A carreira solo de Reed também não trouxe grande êxito comercial, mas o reconhecimento foi inegável. Bandas e artistas que venderam muito mais do que ele lhe prestaram tributo ao longo destes 40 anos. Como exemplos, além de seu amigo David Bowie que produziu o que é considerado o melhor álbum da carreira de Reed, Transformer, temos o U2 que fez uma versão de Sattelite of Love, que saiu em single em 1992. Inclusive na turnê daquele ano, a monumental Zoo TV, Bono fazia um belo dueto com Reed no telão. Duran Duran regravou Perfect Day em 95, e dois anos depois a mesma música foi gravada por vários artistas (inclusive Bowie, Bono e Elton John, Brett Anderson do Suede, Dr. John, Suzane Vega) e ficou três semanas em primeiro lugar na parada britânica. A banda The Killers, em 2007 gravou em parceria com o novaiorquino a música Tranquilize, que saiu em uma compilação de lados B chamada Sawdust. Há ainda o disco Lulu, com a banda Metallica, desprezado por crítica e público, que foi seu derradeiro trabalho.

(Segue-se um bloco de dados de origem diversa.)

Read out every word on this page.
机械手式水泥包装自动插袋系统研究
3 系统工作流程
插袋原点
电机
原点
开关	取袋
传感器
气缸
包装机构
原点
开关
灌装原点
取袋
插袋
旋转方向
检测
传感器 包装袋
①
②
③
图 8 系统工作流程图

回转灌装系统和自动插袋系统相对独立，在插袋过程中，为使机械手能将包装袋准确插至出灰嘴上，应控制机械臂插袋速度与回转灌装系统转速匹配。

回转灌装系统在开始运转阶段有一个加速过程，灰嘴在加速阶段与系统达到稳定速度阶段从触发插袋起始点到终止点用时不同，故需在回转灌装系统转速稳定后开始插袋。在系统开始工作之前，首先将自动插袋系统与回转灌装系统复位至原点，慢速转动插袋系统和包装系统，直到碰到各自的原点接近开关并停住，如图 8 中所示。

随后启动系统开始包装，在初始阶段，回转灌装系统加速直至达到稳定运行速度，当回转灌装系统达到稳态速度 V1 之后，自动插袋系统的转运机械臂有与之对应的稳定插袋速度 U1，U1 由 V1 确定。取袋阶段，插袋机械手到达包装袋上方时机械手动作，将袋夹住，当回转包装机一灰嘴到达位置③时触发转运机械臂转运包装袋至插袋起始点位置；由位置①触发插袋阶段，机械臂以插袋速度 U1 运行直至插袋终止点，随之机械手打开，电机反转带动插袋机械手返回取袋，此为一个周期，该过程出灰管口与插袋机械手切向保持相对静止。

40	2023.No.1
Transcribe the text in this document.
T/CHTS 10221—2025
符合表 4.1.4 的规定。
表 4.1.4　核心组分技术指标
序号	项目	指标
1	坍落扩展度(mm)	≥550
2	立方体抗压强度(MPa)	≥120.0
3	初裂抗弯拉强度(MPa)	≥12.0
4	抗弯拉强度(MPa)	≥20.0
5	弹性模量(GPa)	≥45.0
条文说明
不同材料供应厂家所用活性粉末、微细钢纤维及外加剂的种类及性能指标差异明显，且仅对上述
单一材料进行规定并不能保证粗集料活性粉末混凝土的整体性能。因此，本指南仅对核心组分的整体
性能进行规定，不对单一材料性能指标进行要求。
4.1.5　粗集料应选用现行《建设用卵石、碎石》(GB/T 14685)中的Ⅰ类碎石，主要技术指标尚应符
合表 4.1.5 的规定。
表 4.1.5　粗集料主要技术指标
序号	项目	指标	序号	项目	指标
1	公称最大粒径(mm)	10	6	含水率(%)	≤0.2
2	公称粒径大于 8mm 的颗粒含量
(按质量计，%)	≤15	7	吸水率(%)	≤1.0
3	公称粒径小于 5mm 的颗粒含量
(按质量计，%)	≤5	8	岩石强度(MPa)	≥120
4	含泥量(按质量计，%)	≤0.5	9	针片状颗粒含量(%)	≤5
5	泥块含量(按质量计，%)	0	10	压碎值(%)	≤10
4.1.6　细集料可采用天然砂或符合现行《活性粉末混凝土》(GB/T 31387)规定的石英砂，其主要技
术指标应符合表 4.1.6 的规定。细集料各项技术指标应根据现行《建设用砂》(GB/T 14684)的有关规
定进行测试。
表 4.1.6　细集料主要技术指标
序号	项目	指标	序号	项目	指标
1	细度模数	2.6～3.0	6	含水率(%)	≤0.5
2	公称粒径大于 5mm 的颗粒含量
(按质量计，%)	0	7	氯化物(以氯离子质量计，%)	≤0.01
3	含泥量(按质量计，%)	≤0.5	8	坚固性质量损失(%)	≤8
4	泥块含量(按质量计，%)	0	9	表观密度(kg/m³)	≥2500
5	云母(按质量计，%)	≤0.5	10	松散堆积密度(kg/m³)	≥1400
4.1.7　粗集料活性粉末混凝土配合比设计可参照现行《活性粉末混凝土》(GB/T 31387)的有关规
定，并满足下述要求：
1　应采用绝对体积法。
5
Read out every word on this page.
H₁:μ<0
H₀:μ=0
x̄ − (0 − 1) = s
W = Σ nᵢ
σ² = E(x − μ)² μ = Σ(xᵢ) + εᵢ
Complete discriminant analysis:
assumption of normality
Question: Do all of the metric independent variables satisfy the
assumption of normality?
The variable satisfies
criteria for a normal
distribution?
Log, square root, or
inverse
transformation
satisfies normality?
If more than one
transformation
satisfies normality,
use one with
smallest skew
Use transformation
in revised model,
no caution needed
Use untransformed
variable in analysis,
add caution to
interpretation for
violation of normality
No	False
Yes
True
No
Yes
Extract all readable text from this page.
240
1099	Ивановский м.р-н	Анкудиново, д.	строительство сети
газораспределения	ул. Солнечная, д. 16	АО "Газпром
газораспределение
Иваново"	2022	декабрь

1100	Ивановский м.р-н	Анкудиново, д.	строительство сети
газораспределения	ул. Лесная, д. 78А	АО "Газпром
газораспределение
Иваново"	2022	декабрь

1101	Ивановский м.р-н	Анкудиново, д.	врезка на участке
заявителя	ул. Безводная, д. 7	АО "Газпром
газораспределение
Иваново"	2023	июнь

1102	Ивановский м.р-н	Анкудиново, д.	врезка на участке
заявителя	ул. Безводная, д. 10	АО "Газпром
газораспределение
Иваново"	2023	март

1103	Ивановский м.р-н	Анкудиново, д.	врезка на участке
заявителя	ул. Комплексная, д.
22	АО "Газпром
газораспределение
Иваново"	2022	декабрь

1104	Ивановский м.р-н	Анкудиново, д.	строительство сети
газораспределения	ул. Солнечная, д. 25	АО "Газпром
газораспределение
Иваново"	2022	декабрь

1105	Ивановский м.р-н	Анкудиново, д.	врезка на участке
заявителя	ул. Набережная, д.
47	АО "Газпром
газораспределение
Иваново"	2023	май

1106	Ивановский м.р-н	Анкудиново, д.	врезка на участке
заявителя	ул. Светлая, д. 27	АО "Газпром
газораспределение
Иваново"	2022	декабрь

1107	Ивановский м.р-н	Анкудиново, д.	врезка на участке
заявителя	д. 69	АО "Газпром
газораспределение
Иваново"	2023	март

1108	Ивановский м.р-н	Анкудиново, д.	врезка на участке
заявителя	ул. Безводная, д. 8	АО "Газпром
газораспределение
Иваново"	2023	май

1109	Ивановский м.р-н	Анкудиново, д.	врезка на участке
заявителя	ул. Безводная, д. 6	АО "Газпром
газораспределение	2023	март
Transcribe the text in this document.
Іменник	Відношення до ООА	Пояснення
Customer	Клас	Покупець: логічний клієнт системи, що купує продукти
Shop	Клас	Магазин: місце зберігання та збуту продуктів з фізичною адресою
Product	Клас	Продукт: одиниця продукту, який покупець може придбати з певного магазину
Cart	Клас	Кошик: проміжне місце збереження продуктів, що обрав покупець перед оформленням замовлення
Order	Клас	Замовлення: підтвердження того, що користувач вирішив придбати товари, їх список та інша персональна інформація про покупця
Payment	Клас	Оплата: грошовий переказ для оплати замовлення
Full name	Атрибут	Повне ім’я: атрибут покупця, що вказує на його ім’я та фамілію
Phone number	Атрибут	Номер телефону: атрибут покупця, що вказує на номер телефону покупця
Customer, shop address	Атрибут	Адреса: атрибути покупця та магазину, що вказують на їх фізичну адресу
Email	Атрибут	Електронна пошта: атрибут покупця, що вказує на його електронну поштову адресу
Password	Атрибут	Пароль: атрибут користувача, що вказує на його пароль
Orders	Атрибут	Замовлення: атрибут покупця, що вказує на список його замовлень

Lou Reed era um sujeito difícil, arrogante, irônico, sobretudo com a imprensa, mas era apenas uma espécie de mecanismo de defesa. Uma forma de se proteger das mazelas do mundo. Sua música fala exatamente sobre o medo, a solidão, a opressão e todos os efeitos colaterais da vida urbana moderna e do progresso da sociedade, perigos reais dos quais sentia necessidade de se defender. Reed era sincero, verdadeiro, suas músicas eram crônicas de seu cotidiano que continha de abuso de drogas e álcool a casamento com travesti. O eterno poeta do underground era uma peça de museu, originária de uma Nova York perigosa, porém pulsante, vivida e criativa, que não existe mais (talvez só na badalada área do Brooklyn, Williamsburg).
Lou Reed se foi. Sua partida foi tão poética que poderia ter sido tirada de uma de suas canções. Ele morreu nos braços da esposa fazendo a posição 21 do tai chi. A morte não o assustava, disse ela. Morreu em paz, a paz da qual gozava nos últimos dez anos. Ele afirmava que não era mais um sujeito perigoso, e sim o velhinho da fila do supermercado. Mas seu legado certamente continuará influenciando gerações de bandas inconformadas com a padronização do mercado mainstream, que desafiarão o status quo com muita microfonia, distorção e overdub.